I qualified as a paediatric nurse in Liverpool in 2001. When I moved back to Ireland I worked in Our Lady’s Children’s Hospital in Crumlin, though I moved to Australia for a while. I’ve worked as a staff nurse in neonatal cardiology and as a clinical nurse specialist in orthopaedics. I moved into pallative care at Laura Lynn in 2012 and I’m currently doing a masters in palliative care at Trinity College Dublin.
This was something I’d always wanted to do. When I was working in hospitals, especially in the neonatal area, I felt there was always some need there. Hospital can be a good place for children, if that’s where they need to be, but often families need or want to take their child home.
When Laura Lynn was fundraising and developing, it seemed like a better way for families to have that end-of-life time for their child. I saw something I was passionate about. I felt I needed to do whatever I could to make the most difficult time better for the families.

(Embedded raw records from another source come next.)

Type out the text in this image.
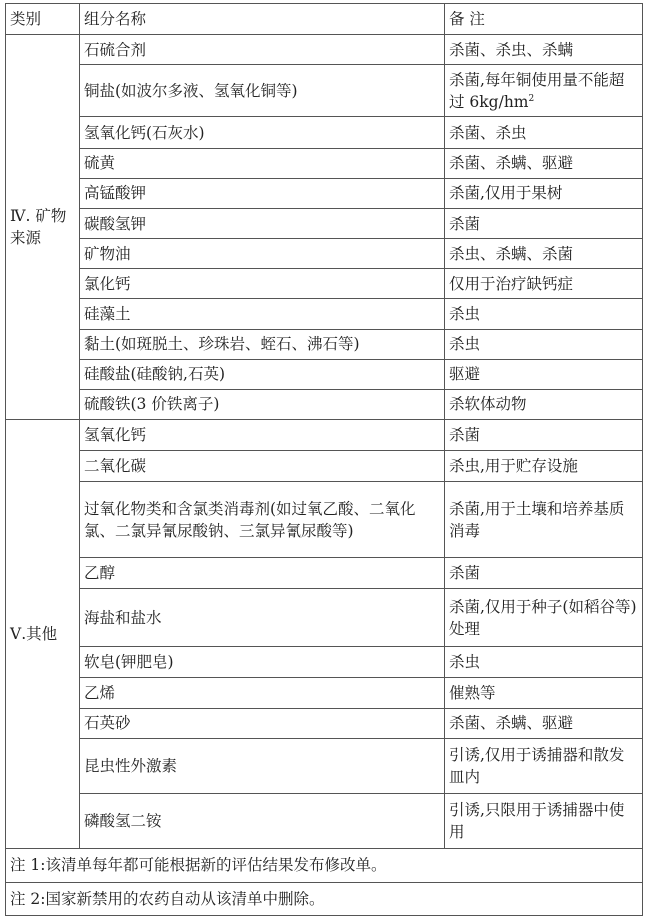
类别	组分名称	备 注
Ⅳ. 矿物来源	石硫合剂	杀菌、杀虫、杀螨
	铜盐(如波尔多液、氢氧化铜等)	杀菌,每年铜使用量不能超过 $6kg/hm^2$
	氢氧化钙(石灰水)	杀菌、杀虫
	硫黄	杀菌、杀螨、驱避
	高锰酸钾	杀菌,仅用于果树
	碳酸氢钾	杀菌
	矿物油	杀虫、杀螨、杀菌
	氯化钙	仅用于治疗缺钙症
	硅藻土	杀虫
	黏土(如斑脱土、珍珠岩、蛭石、沸石等)	杀虫
	硅酸盐(硅酸钠,石英)	驱避
	硫酸铁(3 价铁离子)	杀软体动物
Ⅴ.其他	氢氧化钙	杀菌
	二氧化碳	杀虫,用于贮存设施
	过氧化物类和含氯类消毒剂(如过氧乙酸、二氧化氯、二氯异氰尿酸钠、三氯异氰尿酸等)	杀菌,用于土壤和培养基质消毒
	乙醇	杀菌
	海盐和盐水	杀菌,仅用于种子(如稻谷等)处理
	软皂(钾肥皂)	杀虫
	乙烯	催熟等
	石英砂	杀菌、杀螨、驱避
	昆虫性外激素	引诱,仅用于诱捕器和散发皿内
	磷酸氢二铵	引诱,只限用于诱捕器中使用
注 1:该清单每年都可能根据新的评估结果发布修改单。		
注 2:国家新禁用的农药自动从该清单中删除。		
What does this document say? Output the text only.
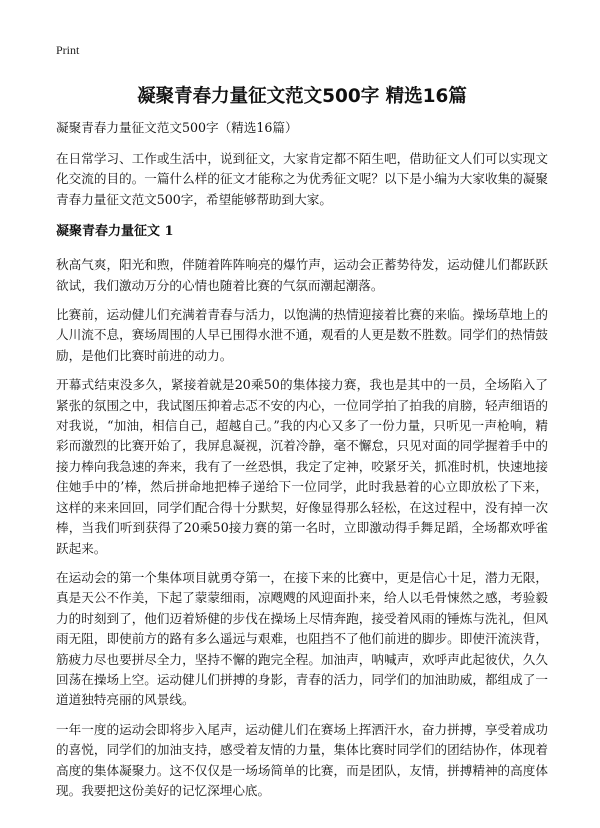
Print
凝聚青春力量征文范文500字 精选16篇
凝聚青春力量征文范文500字（精选16篇）

在日常学习、工作或生活中，说到征文，大家肯定都不陌生吧，借助征文人们可以实现文化交流的目的。一篇什么样的征文才能称之为优秀征文呢？以下是小编为大家收集的凝聚青春力量征文范文500字，希望能够帮助到大家。

凝聚青春力量征文 1

秋高气爽，阳光和煦，伴随着阵阵响亮的爆竹声，运动会正蓄势待发，运动健儿们都跃跃欲试，我们激动万分的心情也随着比赛的气氛而潮起潮落。

比赛前，运动健儿们充满着青春与活力，以饱满的热情迎接着比赛的来临。操场草地上的人川流不息，赛场周围的人早已围得水泄不通，观看的人更是数不胜数。同学们的热情鼓励，是他们比赛时前进的动力。

开幕式结束没多久，紧接着就是20乘50的集体接力赛，我也是其中的一员，全场陷入了紧张的氛围之中，我试图压抑着忐忑不安的内心，一位同学拍了拍我的肩膀，轻声细语的对我说，“加油，相信自己，超越自己。”我的内心又多了一份力量，只听见一声枪响，精彩而激烈的比赛开始了，我屏息凝视，沉着冷静，毫不懈怠，只见对面的同学握着手中的接力棒向我急速的奔来，我有了一丝恐惧，我定了定神，咬紧牙关，抓准时机，快速地接住她手中的’棒，然后拼命地把棒子递给下一位同学，此时我悬着的心立即放松了下来，这样的来来回回，同学们配合得十分默契，好像显得那么轻松，在这过程中，没有掉一次棒，当我们听到获得了20乘50接力赛的第一名时，立即激动得手舞足蹈，全场都欢呼雀跃起来。

在运动会的第一个集体项目就勇夺第一，在接下来的比赛中，更是信心十足，潜力无限，真是天公不作美，下起了蒙蒙细雨，凉飕飕的风迎面扑来，给人以毛骨悚然之感，考验毅力的时刻到了，他们迈着矫健的步伐在操场上尽情奔跑，接受着风雨的锤炼与洗礼，但风雨无阻，即使前方的路有多么遥远与艰难，也阻挡不了他们前进的脚步。即使汗流浃背，筋疲力尽也要拼尽全力，坚持不懈的跑完全程。加油声，呐喊声，欢呼声此起彼伏，久久回荡在操场上空。运动健儿们拼搏的身影，青春的活力，同学们的加油助威，都组成了一道道独特亮丽的风景线。

一年一度的运动会即将步入尾声，运动健儿们在赛场上挥洒汗水，奋力拼搏，享受着成功的喜悦，同学们的加油支持，感受着友情的力量，集体比赛时同学们的团结协作，体现着高度的集体凝聚力。这不仅仅是一场场简单的比赛，而是团队，友情，拼搏精神的高度体现。我要把这份美好的记忆深埋心底。
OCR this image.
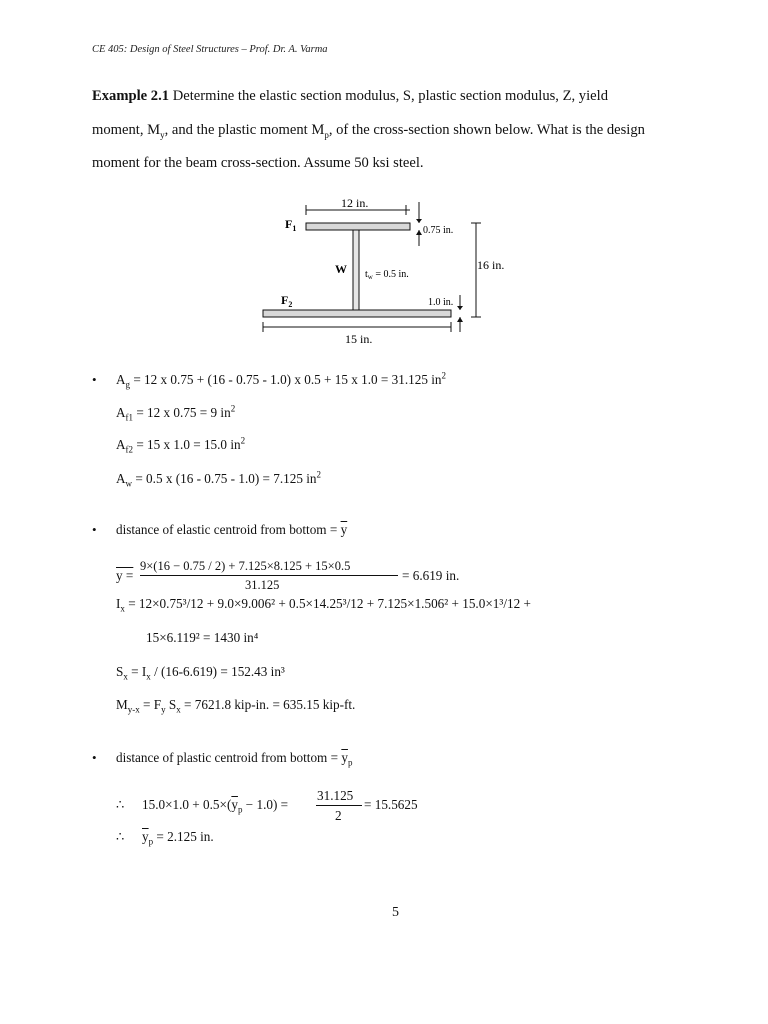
CE 405: Design of Steel Structures – Prof. Dr. A. Varma
Example 2.1 Determine the elastic section modulus, S, plastic section modulus, Z, yield
moment, $M_y$, and the plastic moment $M_p$, of the cross-section shown below. What is the design
moment for the beam cross-section. Assume 50 ksi steel.
12 in.
$F_1$	0.75 in.
W $t_w = 0.5$ in.
16 in.
$F_2$	1.0 in.
15 in.
• $A_g = 12$ x 0.75 + (16 - 0.75 - 1.0) x 0.5 + 15 x 1.0 = 31.125 $in^2$
$A_{f1} = 12$ x 0.75 = 9 $in^2$
$A_{f2} = 15$ x 1.0 = 15.0 $in^2$
$A_w = 0.5$ x (16 - 0.75 - 1.0) = 7.125 $in^2$
• distance of elastic centroid from bottom = $\overline{y}$
y =
9×(16 − 0.75 / 2) + 7.125×8.125 + 15×0.5
31.125
= 6.619 in.
$I_x = 12\times 0.75^3/12 + 9.0\times 9.006^2 + 0.5\times 14.25^3/12 + 7.125\times 1.506^2 + 15.0\times 1^3/12$ +
15×6.119² = 1430 in⁴
$S_x = I_x / (16-6.619) = 152.43$ in³
$M_{y-x} = F_y$ $S_x = 7621.8$ kip-in. = 635.15 kip-ft.
• distance of plastic centroid from bottom = $\overline{y}_p$
∴ $15.0\times 1.0 + 0.5\times(\overline{y}_p - 1.0)$ =
31.125
2
= 15.5625
∴ $\overline{y}_p = 2.125$ in.
5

I’m on one of the two home-care teams and we cover counties Meath, Cavan, Monaghan, Dublin, Wicklow, Kildare, Loais, Offaly, Longford and Westmeath. There are four staff nurses and three healthcare assistants. We’re a free service and we provide the care of nurses who are trained to work with children who have diagnoses of life-limiting illnesses. I worked with adults during my training and my studies, but children aren’t small adults.
Continuous assessment
Every week, I have certain children and visits. I visit the house and give my assessment of the child. I link in with the family when I arrive at the house and see how they’ve been since my last visit. I do continuous assessment and symptom management. I might deal with medication, and with the child’s feed, whether this is orally, via a peg tube [percutaneous endoscopic gastrostomy], or NG [nasogastrically].
I also do interactive and developmental play, sensory stimulation, art therapy and memory making.
I involve the family in their daily routine, but I also give the parents a break when they need it. Basically, it’s providing specialist respite care within the home, enabling the family to be themselves while having a break if that’s what they need.
The number of children I see in a day depends on each of the children. On average, a visit lasts about three or four hours, so I could have two visits in a day. I don’t necessarily go to the same children each time; all the members of the team link in and we all know all the children, so we are able to go out and work with any of them at any time. It’s very team focused.
If we have an end-of-life case, we come together and regroup. If we need to rearrange visits with other children or put extra supports in for that end-of-life case, that’s what we do.
I do assessment and care planning for each child. It’s very individualised. I make sure that everything is documented. Because of their complex needs, each child needs to have everything specific to them. The parents sit down with me and we develop it together, so they have everything we have. If they feel things are changing with their child, we can assess and go back to the care plan and change it where necessary.
Fitting in
with the family I
get to know the children quite well. The child is obviously my focus but I involve the siblings, parents and grandparents as much as possible in all activities, just to make all their memories. I do things like handprints and family trees, which bring the whole family together as a unit, again for memory making, to keep that child present within the family.
I work with the family to make sure I’m there as a support. They have their routine and I work with them to figure out how I can help them. I’m not there to overstep boundaries or take over from the parents; I’m really there as a support. I fit in with all aspects of their routine.
I link in with all the different therapies that are available in Laura Lynn, such as play, music and occupational therapy. If I feel a child would benefit from one of the therapies, I make the appropriate referrals.
Obviously, the most difficult part of the job is when I lose a child. Symptom management is very good so, thankfully, I don’t see children in pain. If that is an issue, it can be very difficult, but it’s dealt with quickly. Being in the house gives me a chance to be able to tell the relevant people that medications might need to be changed. It means the family don’t have to pack up everything and get to a hospital.
I have to be very professional about it, but obviously I’m dealing with children. It does affect me; I couldn’t do the job if it didn’t. But I’m there to support the family and to try to ensure that, at the toughest time for them, I’m making it as easy for them as it possibly can be.
With end-of-life cases, in particular, I have to have self-care and discussion with colleagues. Just talking about it and not holding things in is important, but we also have clinical supervision, so we have that space once every six weeks. If we feel we need anything on top of that, we can contact them and make another appointment. There’s also a psychologist within the service.
Safety net
The parents really appreciate us being there and it’s a safety for them to know that we’re there and have the abilities to help look after their child. Their lives still have to go on and they still have to do normal day-to-day duties with their children, with their family and friends. They still have to do the shopping or the school run and they know if they need to leave the house or just need to sleep, their child is being looked after and cared for by somebody experienced.
Getting feedback from the children is so rewarding, when doing any sort of activity with them. When I have that reaction back – the smiles, the eyes looking up, the family’s joy and laughter within the home – it’s lovely. I get the children laughing and smiling, and I create happiness for that family. It might be a very tough, very sad occasion, but I’m helping to make it as happy as possible.